Buenos Aires, May 18, 2010.
NOTES
[1] These were all points of conflict between the government of Cristina Fernandez and the traditional right in the first years after she succeeded Nestor Kirchner (her husband) as President of Argentina in 2007. Her government’s attempts to raise taxes or duties on grain exports, in particular, set it against the powerful soybean growers, who blocked roads and mounted a big campaign that eventually forced the government to give way. A few sectors of the left, including the Socialist Workers’ Movement (MST), supported this mobilization, on the grounds that it also represented the interests of small farmers, and that the Kirchner-Fernandez governments were indistiguishable from other sections of the right. (Translator’s note)
[2] Mauricio Macri is a former businessman and Chairman of Boca Juniors football club, who has become the most prominent leader of the Argentinean right. He set up Propuesta Republicana (PRO) along with Ricardo Lopez Murphy from the right wing of the UCR in 2005. Eduardo Duhalde, Alberto Rodrigues Saa, Felipe Solá and Francisco de Narváez are all figures from the right of the Peronist movement, with shifting alliances and rivalries between them. Federal Peronism, or Dissident Peronism has been one of their vehicles, as distinguished from the Oficial Peronism of the Partido Justicialista, led by Nestor Kirchner until his death last year. The UCR (Unión Cívica Radical) is Argentina’s oldest bourgeois party and the traditional opposition to Peronism. The Civic Coalition is a centrist coalition bringing together heterogeneous strands from both the Radical and peronist traditions.
[3] The Saadi family, allies of former president Carlos Menem, dominated politics in Catamarca province for many years, amid allegations of fraud and criminal activity. Their control was eventually shaken in the 1990s by a national scandal over the murder of a young woman by the son of a local politician and its cover-up by the Saadi establishment.
[4] A curious feature of Argentinian electoral legislation, much exploited by the Kirchner governments, which allows parallel lists for other posts, for example Governors or senators, all to channel votes to the same presidential candidate, in this case Cristina Fernandez.

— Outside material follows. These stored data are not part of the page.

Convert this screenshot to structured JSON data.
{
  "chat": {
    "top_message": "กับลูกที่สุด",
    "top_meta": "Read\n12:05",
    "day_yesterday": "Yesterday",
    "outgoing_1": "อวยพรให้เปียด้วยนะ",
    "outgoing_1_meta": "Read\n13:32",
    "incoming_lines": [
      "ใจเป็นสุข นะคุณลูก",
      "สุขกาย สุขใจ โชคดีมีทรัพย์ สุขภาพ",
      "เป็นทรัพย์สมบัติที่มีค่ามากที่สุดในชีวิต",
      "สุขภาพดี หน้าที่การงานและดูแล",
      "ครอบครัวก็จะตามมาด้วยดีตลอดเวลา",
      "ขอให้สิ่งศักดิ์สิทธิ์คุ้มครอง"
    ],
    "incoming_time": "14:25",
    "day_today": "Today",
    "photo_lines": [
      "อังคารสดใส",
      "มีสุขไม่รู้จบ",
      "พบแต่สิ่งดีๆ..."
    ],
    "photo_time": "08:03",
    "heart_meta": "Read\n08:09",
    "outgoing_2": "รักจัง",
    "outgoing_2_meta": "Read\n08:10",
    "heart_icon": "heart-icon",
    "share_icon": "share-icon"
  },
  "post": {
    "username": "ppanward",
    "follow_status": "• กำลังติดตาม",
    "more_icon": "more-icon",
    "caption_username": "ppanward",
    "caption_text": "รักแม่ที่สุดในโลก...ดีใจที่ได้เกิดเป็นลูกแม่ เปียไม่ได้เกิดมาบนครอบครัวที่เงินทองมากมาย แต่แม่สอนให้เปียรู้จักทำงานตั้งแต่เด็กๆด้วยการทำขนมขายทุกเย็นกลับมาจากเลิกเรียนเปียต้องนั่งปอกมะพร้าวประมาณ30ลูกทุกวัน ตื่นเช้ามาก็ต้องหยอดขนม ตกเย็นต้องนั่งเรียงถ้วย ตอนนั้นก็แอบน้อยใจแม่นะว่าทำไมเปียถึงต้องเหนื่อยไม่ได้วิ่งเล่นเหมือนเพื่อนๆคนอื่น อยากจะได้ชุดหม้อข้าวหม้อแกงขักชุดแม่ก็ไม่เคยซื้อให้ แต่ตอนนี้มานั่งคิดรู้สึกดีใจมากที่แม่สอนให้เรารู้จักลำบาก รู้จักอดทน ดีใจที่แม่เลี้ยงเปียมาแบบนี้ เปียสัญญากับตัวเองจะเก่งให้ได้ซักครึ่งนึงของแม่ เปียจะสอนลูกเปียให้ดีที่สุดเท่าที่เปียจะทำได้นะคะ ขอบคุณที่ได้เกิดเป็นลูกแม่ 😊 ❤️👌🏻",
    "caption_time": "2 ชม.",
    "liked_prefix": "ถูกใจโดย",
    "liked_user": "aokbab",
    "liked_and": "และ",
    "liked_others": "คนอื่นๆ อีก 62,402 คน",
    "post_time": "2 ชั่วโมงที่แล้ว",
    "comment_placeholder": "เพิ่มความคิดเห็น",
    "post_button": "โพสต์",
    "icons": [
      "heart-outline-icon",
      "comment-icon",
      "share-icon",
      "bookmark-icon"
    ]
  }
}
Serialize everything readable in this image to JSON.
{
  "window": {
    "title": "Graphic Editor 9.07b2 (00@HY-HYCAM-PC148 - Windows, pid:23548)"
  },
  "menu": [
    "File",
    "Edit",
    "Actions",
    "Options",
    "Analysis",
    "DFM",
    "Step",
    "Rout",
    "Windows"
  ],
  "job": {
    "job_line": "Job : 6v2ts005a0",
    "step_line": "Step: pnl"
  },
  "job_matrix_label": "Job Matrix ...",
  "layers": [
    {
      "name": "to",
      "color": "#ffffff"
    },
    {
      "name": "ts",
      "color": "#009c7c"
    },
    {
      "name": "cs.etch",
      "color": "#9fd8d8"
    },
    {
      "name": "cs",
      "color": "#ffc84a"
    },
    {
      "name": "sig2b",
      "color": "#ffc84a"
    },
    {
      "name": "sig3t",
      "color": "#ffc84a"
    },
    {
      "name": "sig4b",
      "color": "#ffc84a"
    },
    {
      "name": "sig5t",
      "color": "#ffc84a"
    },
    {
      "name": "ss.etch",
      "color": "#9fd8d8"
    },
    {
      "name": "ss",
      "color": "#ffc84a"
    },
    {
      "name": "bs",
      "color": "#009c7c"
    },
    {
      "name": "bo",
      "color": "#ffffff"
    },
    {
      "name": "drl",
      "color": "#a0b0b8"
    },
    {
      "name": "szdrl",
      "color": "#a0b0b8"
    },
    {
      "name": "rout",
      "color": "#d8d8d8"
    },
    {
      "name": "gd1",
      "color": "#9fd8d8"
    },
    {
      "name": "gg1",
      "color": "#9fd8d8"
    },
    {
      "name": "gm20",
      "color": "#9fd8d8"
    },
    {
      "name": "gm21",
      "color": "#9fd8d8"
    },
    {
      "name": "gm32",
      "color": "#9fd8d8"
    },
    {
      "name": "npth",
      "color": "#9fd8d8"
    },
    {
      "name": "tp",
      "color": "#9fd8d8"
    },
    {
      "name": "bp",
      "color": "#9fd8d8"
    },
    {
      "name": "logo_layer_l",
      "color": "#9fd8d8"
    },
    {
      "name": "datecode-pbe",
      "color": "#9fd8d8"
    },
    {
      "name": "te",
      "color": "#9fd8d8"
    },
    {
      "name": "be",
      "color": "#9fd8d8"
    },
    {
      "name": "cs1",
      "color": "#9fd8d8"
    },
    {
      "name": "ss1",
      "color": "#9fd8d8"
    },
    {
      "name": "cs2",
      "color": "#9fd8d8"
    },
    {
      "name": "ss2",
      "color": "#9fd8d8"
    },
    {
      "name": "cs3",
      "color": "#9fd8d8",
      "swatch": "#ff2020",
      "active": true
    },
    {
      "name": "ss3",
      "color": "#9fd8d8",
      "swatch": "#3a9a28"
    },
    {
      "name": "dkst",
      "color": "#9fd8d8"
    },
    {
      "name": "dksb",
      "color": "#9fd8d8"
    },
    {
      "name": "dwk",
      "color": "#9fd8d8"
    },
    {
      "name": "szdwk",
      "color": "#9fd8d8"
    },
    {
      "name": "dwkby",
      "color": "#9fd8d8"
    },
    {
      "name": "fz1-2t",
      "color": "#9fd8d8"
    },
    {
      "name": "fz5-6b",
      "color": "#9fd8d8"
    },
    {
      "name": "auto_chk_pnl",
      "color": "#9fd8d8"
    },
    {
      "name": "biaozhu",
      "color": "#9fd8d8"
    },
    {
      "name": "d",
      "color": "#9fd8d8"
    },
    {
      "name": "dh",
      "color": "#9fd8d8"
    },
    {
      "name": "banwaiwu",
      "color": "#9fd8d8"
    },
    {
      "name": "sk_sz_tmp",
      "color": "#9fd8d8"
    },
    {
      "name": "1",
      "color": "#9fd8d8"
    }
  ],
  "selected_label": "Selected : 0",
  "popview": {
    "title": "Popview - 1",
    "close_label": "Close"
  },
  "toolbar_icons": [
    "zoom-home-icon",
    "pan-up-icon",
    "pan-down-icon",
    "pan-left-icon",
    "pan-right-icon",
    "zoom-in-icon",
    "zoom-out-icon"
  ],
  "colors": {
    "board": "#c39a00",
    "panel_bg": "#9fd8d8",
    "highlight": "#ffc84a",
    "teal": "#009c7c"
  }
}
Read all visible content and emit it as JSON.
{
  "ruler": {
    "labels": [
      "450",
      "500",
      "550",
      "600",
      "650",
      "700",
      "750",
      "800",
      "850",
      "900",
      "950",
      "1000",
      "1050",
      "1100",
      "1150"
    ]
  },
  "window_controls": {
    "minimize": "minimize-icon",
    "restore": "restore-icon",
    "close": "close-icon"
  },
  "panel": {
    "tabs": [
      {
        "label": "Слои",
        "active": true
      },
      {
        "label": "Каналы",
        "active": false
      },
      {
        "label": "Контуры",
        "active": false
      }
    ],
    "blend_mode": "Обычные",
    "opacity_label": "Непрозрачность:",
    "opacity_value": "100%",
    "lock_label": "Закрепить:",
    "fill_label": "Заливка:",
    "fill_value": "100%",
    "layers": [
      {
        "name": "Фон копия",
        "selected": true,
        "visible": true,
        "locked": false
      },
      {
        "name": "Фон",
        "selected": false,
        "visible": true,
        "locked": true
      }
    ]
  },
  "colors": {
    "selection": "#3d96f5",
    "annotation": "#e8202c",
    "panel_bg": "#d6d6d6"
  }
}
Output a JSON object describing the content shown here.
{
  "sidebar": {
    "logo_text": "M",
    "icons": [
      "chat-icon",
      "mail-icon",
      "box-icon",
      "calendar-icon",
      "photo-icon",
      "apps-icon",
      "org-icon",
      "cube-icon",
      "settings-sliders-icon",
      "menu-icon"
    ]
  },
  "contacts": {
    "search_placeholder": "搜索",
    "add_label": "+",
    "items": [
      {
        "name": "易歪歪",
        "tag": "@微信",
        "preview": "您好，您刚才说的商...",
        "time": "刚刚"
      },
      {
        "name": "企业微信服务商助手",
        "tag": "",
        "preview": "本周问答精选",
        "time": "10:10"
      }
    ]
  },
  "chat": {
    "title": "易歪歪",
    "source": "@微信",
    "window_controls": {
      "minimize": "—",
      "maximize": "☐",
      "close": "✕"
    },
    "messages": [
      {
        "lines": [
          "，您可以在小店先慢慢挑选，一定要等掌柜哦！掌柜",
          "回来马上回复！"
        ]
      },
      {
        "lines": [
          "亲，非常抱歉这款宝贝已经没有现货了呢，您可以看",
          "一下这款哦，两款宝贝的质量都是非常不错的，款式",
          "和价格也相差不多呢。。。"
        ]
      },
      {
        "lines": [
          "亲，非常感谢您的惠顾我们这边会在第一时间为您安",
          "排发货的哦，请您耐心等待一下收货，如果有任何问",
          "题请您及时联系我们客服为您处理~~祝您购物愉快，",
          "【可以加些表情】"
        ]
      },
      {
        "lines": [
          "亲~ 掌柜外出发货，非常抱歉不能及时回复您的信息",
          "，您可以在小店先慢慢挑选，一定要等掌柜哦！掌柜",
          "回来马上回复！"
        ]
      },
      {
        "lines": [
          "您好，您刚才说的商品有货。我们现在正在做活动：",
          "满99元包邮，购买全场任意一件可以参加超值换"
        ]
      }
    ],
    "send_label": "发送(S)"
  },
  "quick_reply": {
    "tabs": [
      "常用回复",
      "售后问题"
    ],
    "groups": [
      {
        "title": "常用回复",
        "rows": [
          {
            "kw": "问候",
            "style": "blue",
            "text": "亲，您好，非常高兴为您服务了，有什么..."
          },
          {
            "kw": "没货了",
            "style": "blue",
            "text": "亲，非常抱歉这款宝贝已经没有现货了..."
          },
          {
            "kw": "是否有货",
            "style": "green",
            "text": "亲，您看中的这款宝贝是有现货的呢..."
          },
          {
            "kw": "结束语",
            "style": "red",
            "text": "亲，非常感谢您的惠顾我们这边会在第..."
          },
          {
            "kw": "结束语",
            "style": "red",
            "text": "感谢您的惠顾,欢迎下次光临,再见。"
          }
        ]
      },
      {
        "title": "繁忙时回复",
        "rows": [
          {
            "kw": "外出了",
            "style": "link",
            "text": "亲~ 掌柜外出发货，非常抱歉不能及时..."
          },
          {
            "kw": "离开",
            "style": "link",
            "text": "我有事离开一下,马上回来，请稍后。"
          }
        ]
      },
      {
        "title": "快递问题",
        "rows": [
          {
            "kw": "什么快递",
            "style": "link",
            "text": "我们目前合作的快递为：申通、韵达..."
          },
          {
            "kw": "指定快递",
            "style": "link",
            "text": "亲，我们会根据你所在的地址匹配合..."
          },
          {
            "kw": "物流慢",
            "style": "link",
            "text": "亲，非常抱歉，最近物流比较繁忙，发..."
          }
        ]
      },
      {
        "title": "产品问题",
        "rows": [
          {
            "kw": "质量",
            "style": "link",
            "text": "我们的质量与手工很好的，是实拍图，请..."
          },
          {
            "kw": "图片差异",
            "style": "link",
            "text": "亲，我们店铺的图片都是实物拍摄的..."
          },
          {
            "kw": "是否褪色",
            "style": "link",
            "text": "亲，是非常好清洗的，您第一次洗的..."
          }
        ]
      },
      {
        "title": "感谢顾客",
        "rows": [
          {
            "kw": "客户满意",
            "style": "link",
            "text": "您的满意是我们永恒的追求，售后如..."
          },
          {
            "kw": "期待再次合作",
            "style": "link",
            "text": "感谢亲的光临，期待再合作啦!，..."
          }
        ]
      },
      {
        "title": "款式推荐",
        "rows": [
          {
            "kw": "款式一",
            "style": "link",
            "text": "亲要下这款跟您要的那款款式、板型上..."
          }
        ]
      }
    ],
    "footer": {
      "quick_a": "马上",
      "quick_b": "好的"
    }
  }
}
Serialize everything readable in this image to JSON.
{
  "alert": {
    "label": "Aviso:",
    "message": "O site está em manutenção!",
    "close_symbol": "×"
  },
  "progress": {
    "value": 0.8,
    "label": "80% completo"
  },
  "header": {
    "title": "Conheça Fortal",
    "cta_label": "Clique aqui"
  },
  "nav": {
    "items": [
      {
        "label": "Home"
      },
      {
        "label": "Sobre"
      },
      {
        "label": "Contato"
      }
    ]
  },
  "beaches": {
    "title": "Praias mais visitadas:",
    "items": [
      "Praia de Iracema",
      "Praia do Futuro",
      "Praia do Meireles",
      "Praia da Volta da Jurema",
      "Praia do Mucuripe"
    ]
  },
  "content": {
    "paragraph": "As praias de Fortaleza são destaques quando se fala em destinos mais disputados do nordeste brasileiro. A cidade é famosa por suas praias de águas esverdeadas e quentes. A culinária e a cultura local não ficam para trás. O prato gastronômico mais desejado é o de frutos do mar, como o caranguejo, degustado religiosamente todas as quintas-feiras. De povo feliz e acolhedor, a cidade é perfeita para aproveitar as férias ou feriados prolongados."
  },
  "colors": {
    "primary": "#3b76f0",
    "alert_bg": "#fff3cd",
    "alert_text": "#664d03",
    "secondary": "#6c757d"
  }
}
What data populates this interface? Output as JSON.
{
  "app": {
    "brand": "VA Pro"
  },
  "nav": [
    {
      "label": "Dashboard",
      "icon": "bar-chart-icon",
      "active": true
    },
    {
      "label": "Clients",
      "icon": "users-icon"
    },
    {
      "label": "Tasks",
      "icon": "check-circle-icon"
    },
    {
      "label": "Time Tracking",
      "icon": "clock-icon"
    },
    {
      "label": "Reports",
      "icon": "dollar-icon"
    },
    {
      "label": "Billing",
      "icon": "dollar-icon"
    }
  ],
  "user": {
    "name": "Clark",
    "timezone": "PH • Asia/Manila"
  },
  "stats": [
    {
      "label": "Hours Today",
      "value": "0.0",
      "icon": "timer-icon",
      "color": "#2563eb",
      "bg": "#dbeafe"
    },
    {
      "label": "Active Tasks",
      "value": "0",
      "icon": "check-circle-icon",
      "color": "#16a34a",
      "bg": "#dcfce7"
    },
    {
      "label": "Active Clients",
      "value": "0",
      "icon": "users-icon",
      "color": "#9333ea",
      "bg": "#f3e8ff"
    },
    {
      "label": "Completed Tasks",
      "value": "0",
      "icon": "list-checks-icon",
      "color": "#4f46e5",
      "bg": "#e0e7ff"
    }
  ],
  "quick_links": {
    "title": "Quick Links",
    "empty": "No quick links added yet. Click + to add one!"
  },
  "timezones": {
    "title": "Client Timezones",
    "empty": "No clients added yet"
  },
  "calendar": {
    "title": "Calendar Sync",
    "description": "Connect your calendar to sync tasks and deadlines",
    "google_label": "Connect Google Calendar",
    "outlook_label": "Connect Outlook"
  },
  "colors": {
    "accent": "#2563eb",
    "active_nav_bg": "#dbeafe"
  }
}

[5] The Alliance government of Fernando de la Rua (1999-2001) was a coalition between the UCR and Frepaso. Elected in opposition to the neoliberal policies of Carlos Menem, it collapsed in the midst of the economic crisis and popular revolt that gripped Argentina at the end of 2001.
[6] The Proyecto Sur Movement was launched in 2007 as a left, nationalist coalition around the figure of Pino Solanas, one of Argentina’s best known film-makers. It includes sectors coming from the left of the Peronist tradition, different strands of the old Argentinean Socialist Party, the ex-maoist PCR and the trotskyist MST, among others. It has 11 elected members of parliament.
[7] The football metaphor is applied to the group of principal opposition parties, including UCR, Civic Coalition, PRO, etc.
[8] This was the 2008 conflict between the government and agribusiness sectors over export duties mentioned in Note 1.
[9] Partido Justicialista is the name of the mainstream Peronist party.
[10] Clarín is Argentina’s best-known daily newspaper. The Clarín Group has waged an unrelenting campaign against the Kirchner governments from the right.
[11] The Left and Workers’ Front was launched in April 2011 by PO (Partido Obrero), PTS (Socialist Workers Party) and IS (Socialist Left), three of the main trotskyist currents in Argentina.